Search papers, labs, and topics across Lattice.
This paper investigates the impact of context length and evidence placement on the fact verification accuracy of LLMs using retrieval-augmented generation. The authors evaluated Llama-3.1, Qwen2.5, and Qwen3 models (7B-70B parameters) on HOVER, FEVEROUS, and ClimateFEVER datasets. They found that LLMs possess non-trivial parametric factual knowledge, verification accuracy decreases with increasing context length, and evidence placement at the beginning or end of the prompt yields higher accuracy.
LLMs' fact-checking accuracy tanks as context grows, but strategically placing evidence at the start or end of prompts can mitigate this "lost in the middle" effect.
Large language models (LLMs) show strong reasoning abilities across diverse tasks, yet their performance on extended contexts remains inconsistent.
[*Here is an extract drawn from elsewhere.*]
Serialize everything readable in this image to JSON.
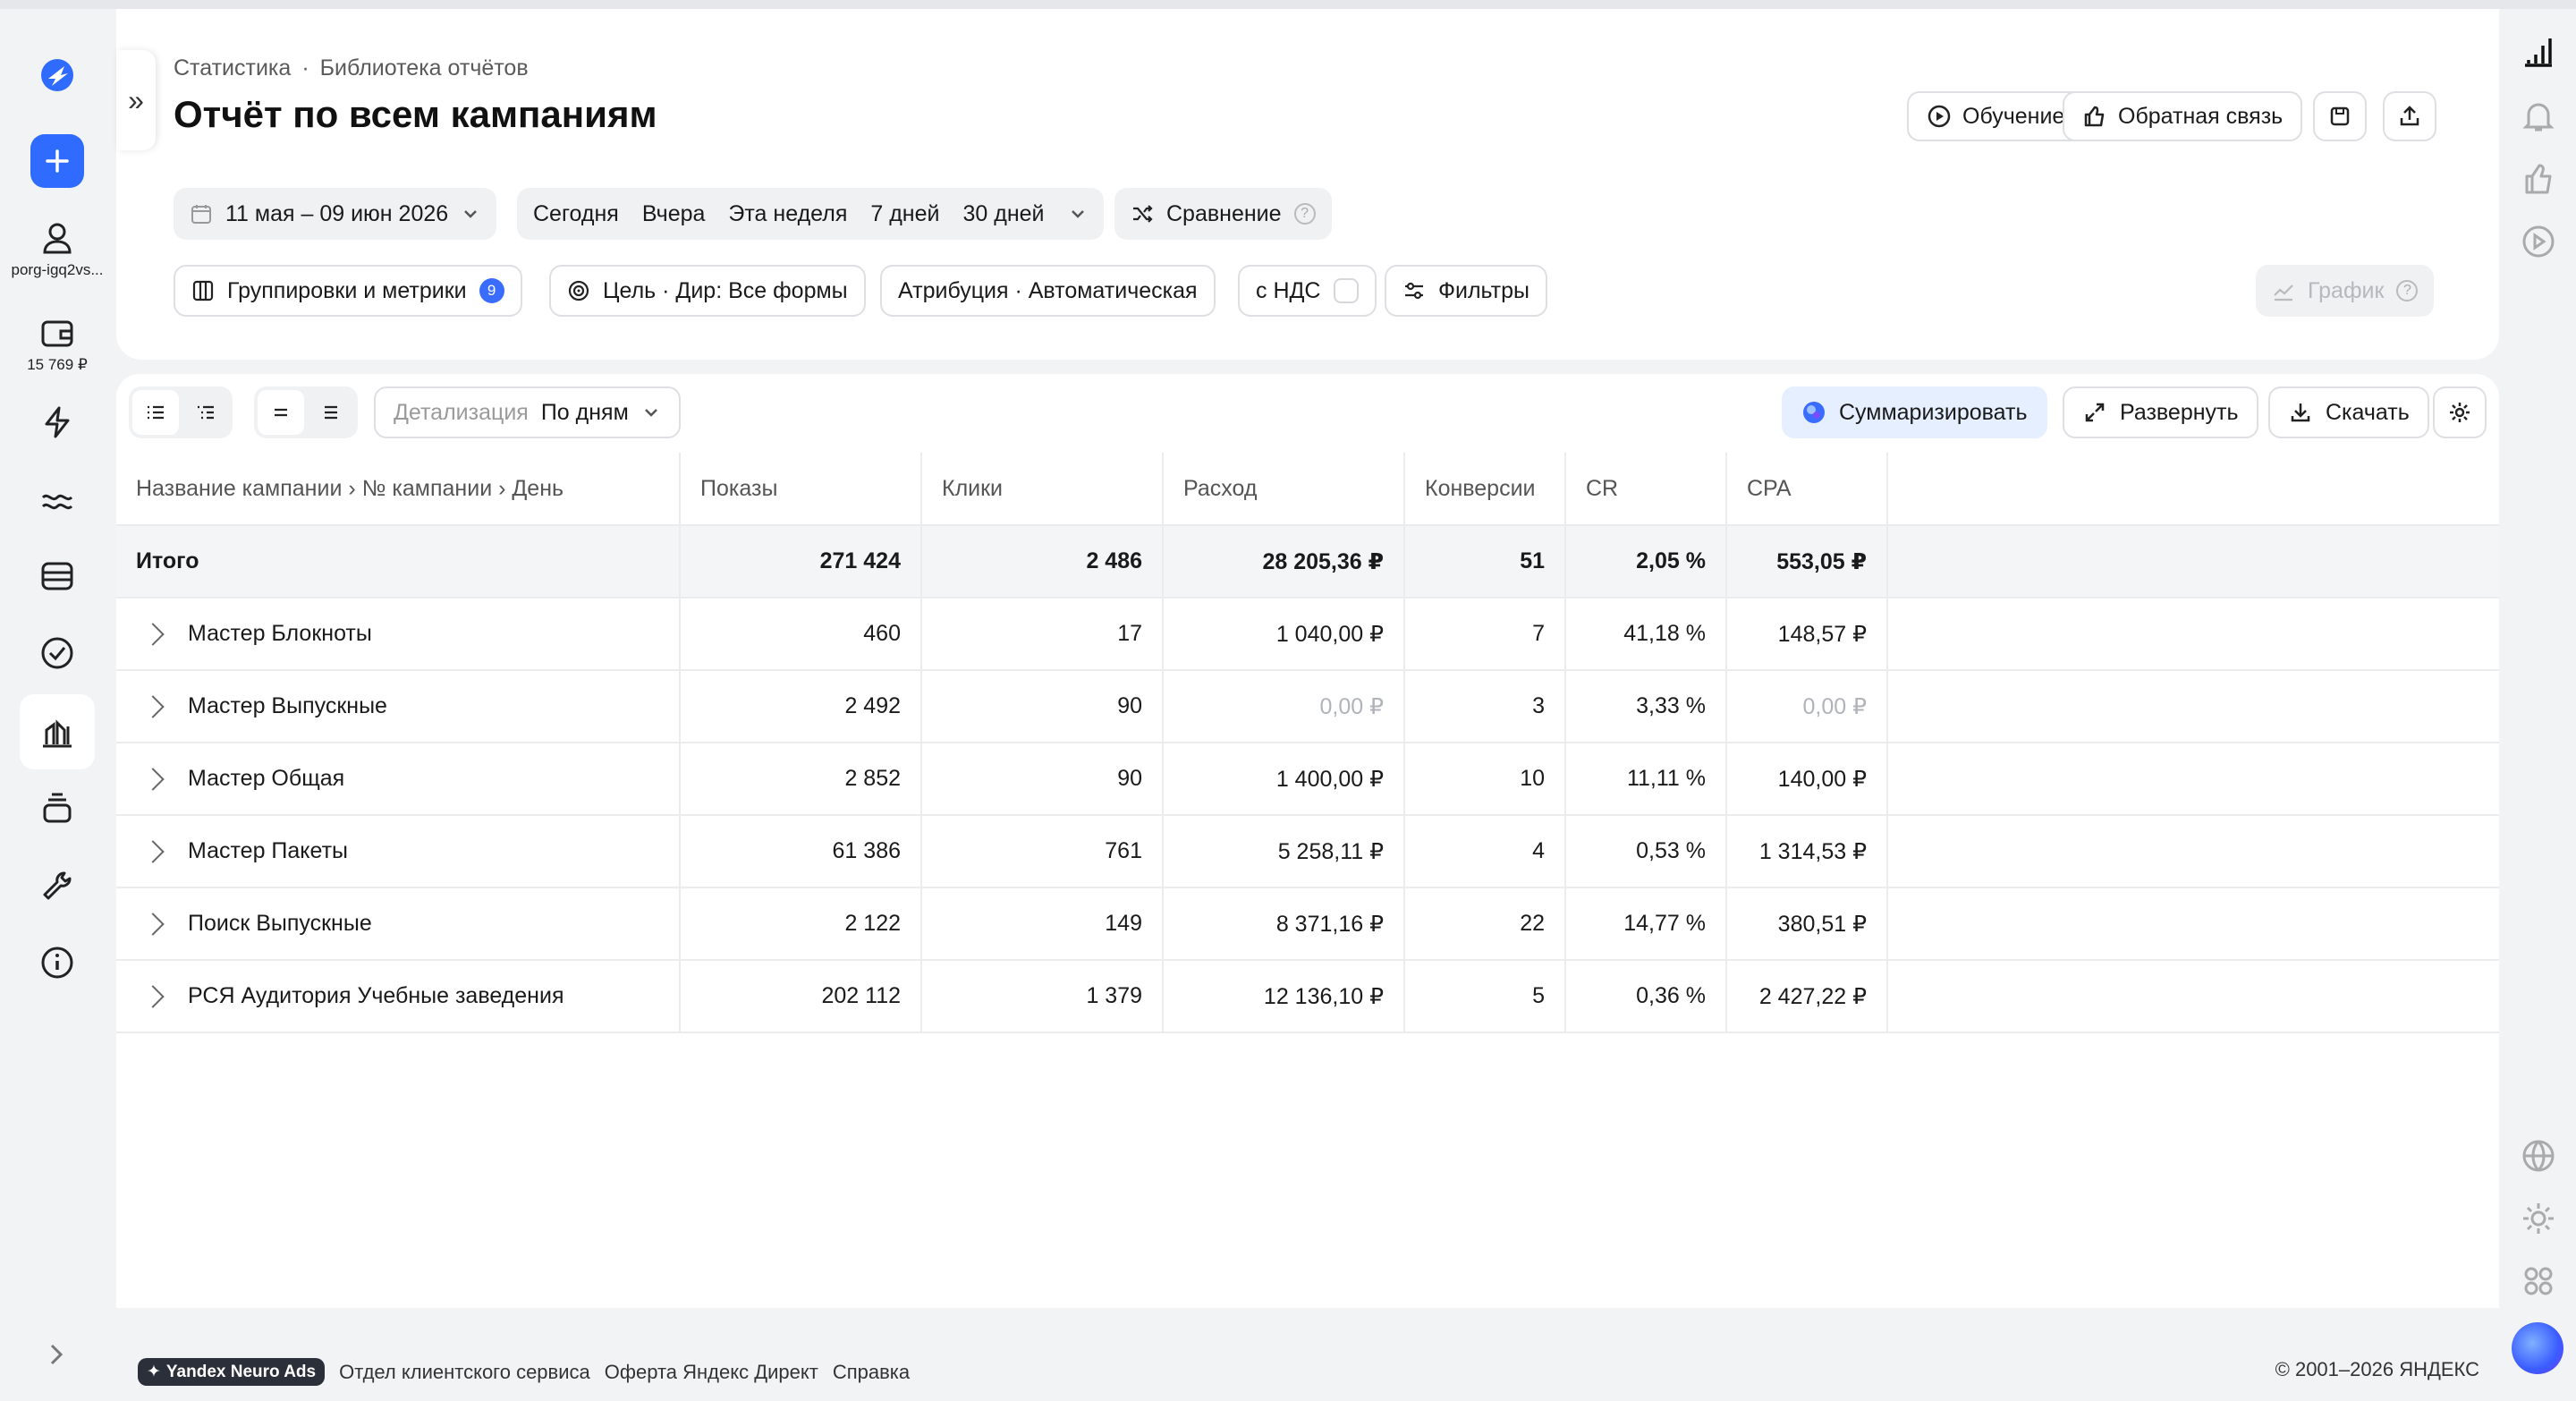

While prior research has emphasized mid-context degradation in question answering, this study examines the impact of context in LLM-based fact verification. Using three datasets (HOVER, FEVEROUS, and ClimateFEVER) and five open-source models accross different parameters sizes (7B, 32B and 70B parameters) and model families (Llama-3.1, Qwen2.5 and Qwen3), we evaluate both parametric factual knowledge and the impact of evidence placement across varying context lengths. We find that LLMs exhibit non-trivial parametric knowledge of factual claims and that their verification accuracy generally declines as context length increases. Similarly to what has been shown in previous works, in-context evidence placement plays a critical role with accuracy being consistently higher when relevant evidence appears near the beginning or end of the prompt and lower when placed mid-context. These results underscore the importance of prompt structure in retrieval-augmented fact-checking systems.